Выбрать главу
Прошли село, увидели В зеленой раме зеркало: С краями полный пруд. Над прудом реют ласточки; Какие-то комарики, Проворные и тощие, Вприпрыжку, словно по́ суху, Гуляют по воде. ........ На длинном, шатком плотике С вальком поповна толстая Стоит, как стог подщипанный, Подтыкавши подол. На этом же на плотике Спит уточка с утятами... Чу! лошадиный храп! Крестьяне разом глянули И над водой увидели Две головы: мужицкую, Курчавую и смуглую, С серьгой (мигало солнышко На белой той серьге), Другую — лошадиную С веревкой сажен в пять. (III, 178-179)

Чудесная эта подробность (указанная в скобках, мимоходом) о солнце, мигавшем на белой серьге, раскрывает лирический подтекст всей картины. Подтекст этот становится еще более явственным в дальнейших стихах:

Мужик берет веревку в рот, Мужик плывет — и конь плывет, Мужик заржал — и конь заржал. Плывут, орут! Под бабою, Под малыми утятами Плот ходит ходенем. Догнал коня — за холку хвать! Вскочил и на луг выехал Детина: тело белое, А шея как смола; Вода ручьями катится С коня и с седока. (III, 179)

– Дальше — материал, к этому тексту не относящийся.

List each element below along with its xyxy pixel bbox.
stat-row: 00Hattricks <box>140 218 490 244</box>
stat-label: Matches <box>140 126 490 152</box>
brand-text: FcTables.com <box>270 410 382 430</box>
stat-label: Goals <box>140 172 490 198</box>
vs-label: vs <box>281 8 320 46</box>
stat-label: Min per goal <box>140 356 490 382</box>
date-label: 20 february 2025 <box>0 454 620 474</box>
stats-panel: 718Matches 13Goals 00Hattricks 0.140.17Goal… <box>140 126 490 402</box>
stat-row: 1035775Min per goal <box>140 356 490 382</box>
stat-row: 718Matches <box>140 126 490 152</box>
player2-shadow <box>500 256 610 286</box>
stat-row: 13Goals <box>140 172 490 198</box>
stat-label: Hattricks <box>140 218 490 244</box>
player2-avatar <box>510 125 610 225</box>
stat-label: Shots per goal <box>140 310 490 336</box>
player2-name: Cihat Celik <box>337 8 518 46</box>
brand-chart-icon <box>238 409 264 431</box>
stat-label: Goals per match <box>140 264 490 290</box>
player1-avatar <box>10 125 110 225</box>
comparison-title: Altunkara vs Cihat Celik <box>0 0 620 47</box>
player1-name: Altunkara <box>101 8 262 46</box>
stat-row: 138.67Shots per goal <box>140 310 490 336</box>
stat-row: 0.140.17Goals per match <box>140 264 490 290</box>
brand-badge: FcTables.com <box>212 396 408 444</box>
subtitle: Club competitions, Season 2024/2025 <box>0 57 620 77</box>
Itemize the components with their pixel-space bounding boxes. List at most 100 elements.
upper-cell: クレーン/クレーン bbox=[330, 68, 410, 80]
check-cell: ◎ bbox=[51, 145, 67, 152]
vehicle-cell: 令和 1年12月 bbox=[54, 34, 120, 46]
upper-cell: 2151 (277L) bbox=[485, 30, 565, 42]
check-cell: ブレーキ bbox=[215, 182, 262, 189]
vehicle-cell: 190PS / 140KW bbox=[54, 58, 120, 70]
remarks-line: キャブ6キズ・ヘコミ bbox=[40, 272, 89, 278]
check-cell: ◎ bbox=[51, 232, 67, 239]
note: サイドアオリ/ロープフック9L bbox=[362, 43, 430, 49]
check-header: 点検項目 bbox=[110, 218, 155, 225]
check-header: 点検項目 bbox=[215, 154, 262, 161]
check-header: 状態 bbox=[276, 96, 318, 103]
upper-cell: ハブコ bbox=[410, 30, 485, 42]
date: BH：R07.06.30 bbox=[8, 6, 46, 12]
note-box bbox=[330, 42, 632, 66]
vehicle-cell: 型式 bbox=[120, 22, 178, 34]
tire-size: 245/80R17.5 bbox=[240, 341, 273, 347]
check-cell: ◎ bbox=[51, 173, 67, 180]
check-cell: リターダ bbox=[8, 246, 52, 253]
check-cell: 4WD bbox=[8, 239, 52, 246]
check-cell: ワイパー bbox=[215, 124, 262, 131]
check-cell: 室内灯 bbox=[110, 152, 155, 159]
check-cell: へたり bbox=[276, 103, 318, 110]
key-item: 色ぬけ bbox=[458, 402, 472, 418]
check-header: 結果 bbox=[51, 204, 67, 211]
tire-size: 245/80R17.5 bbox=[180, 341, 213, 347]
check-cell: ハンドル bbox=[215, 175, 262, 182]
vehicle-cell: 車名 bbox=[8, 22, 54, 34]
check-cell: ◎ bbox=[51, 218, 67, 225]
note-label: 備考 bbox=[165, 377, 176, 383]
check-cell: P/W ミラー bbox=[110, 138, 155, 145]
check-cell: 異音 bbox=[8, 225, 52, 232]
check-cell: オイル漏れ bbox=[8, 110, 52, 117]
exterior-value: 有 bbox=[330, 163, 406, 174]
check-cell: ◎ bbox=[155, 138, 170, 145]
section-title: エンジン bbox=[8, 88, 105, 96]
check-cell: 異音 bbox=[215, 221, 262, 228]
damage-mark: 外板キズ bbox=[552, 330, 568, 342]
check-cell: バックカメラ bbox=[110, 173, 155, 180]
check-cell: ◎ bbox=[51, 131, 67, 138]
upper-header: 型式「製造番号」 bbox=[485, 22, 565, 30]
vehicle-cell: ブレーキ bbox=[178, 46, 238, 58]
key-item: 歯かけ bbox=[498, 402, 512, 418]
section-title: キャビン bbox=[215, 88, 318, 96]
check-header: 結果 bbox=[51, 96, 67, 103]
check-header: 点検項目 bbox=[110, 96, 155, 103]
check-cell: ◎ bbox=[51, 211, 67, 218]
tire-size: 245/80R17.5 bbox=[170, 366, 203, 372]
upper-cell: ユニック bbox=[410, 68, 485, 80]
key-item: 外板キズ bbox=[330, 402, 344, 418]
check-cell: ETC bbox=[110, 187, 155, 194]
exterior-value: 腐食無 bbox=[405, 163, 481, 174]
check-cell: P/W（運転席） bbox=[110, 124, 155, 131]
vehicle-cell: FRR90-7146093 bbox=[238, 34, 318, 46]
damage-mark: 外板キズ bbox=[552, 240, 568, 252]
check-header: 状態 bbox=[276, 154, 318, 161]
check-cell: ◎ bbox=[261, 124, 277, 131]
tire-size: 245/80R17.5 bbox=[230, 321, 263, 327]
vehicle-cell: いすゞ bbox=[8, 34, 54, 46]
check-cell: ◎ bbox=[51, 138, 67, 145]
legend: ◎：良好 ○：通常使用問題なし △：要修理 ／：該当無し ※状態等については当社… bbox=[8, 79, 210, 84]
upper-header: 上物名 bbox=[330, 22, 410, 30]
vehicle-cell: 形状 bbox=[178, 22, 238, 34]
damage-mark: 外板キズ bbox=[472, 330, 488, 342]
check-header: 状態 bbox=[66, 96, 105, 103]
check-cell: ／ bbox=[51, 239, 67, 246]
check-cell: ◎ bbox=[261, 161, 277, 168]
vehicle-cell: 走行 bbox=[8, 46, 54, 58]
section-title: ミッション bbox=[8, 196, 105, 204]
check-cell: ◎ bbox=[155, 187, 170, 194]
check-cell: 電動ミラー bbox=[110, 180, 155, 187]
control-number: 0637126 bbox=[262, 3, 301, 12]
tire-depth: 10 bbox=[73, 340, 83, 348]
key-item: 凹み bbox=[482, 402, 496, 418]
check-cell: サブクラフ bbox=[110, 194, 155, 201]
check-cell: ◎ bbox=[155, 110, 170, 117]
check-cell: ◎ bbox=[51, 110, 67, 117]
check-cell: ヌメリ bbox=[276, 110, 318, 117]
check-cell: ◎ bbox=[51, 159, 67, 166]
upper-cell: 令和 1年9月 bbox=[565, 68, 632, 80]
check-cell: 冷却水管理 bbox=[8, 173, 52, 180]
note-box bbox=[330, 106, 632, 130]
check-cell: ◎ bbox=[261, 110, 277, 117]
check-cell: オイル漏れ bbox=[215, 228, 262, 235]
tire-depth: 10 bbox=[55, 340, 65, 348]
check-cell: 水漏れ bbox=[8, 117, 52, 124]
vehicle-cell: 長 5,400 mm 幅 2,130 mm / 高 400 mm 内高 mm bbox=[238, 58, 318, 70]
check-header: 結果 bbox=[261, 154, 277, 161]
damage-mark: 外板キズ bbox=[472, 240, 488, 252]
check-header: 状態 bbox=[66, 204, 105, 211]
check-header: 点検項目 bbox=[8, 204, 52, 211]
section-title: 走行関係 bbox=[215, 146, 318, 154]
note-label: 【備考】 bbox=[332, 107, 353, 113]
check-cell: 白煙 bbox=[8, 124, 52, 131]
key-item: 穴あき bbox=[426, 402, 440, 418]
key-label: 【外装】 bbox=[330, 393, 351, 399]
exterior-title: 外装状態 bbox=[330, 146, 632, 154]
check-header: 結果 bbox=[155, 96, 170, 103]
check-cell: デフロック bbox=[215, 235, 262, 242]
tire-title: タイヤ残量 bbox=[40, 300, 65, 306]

Лирический подтекст всех этих образов — любование близким и родным; поэт в полной гармонии с ними, они вызывают в нем чувство, которое именовалось тогда умилением («души коснулось умиление»). Умиление это не имеет оттенка слезливости. Напротив, в нем улыбка и радость:

...навстречу как раз Синеющей лентой, извилистой, длинной, Река луговая: спрыгнули гурьбой, И русых головок над речкой пустынной Что белых грибов на полянке лесной! (II, 111)

Пейзаж, как всегда у Некрасова, дан в сочетании с людьми. Здесь такие обобщенные картины всякого деревенского пруда, всякой речки, что стоит только в жаркую летнюю пору очутиться на их берегах, и сами собой вспоминаются эти зарисовки Некрасова.

Даже в стихотворении «Рыцарь на час», единственной темой которого, казалось бы, являются мучительные упреки героя поэмы себе самому за недостаточно самоотверженное служение революционному делу, и там эта лирическая тема находит свое воплощение в великолепно изображенном пейзаже — в подробном описании той осенней поляны (в нескольких верстах от столицы), по которой он шагает в бессонную ночь.

Это изображение всеми своими штрихами и красками начисто опровергает измышления критиков об отсутствии образности в стихотворениях Некрасова:

Даль глубоко прозрачна, чиста, Месяц полный плывет над дубровой, И господствуют в небе цвета Голубой, беловатый, лиловый. Воды ярко блестят средь полей, А земля прихотливо одета В волны белого лунного света И узорчатых, странных теней. От больших очертаний картины До тончайших сетей паутины, Что как иней к земле прилегли, — Все отчетливо видно: далече Протянулися полосы гречи, Красной лентой по скату прошли; Замыкающий сонные нивы, Лес сквозит, весь усыпан листвой; Чудны красок его переливы Под играющей, ясной луной; Дуб ли пасмурный, клен ли веселый — В нем легко отличишь издали; Грудью к северу, ворон тяжелый — Видишь — дремлет на старой ели! Всё, чем может порадовать сына Поздней осенью родина-мать: Зеленеющей озими гладь, Подо льном — золотая долина, Посреди освещенных лугов Величавое войско стогов, — Все доступно довольному взору... (II, 93)

Замечательная словесная живопись, вся проникнутая лирической нежностью. Мало сказать, что Некрасов любуется здесь образами, которые встают перед ним, он радостно и благодарно приветствует их — и зеленую озимь, и золото льна, и красные полосы гречи, и черные узорчатые тени, и белое сияние луны, с художнической жадностью ловит он каждую краску, каждую мельчайшую деталь раскрывшегося перед ним бытия, и даже чуть видную птицу, уснувшую на дальней ели, даже тонкие паутинные нити, лежащие на мерзлой земле.

Каждый реалистический образ всегда является утверждением жизни, каждый порожден жизнелюбием, все они в своей совокупности повышают интерес человека к себе самому и ко всему окружающему. С ненасытным вниманием подмечает поэт, что осенью дубы представляются пасмурными, а клены веселыми, что вороны сидят «грудью к северу», что паутина в эту пору похожа на иней, что лунное сияние ходит по открытому полю волнами и т. д. и т. д.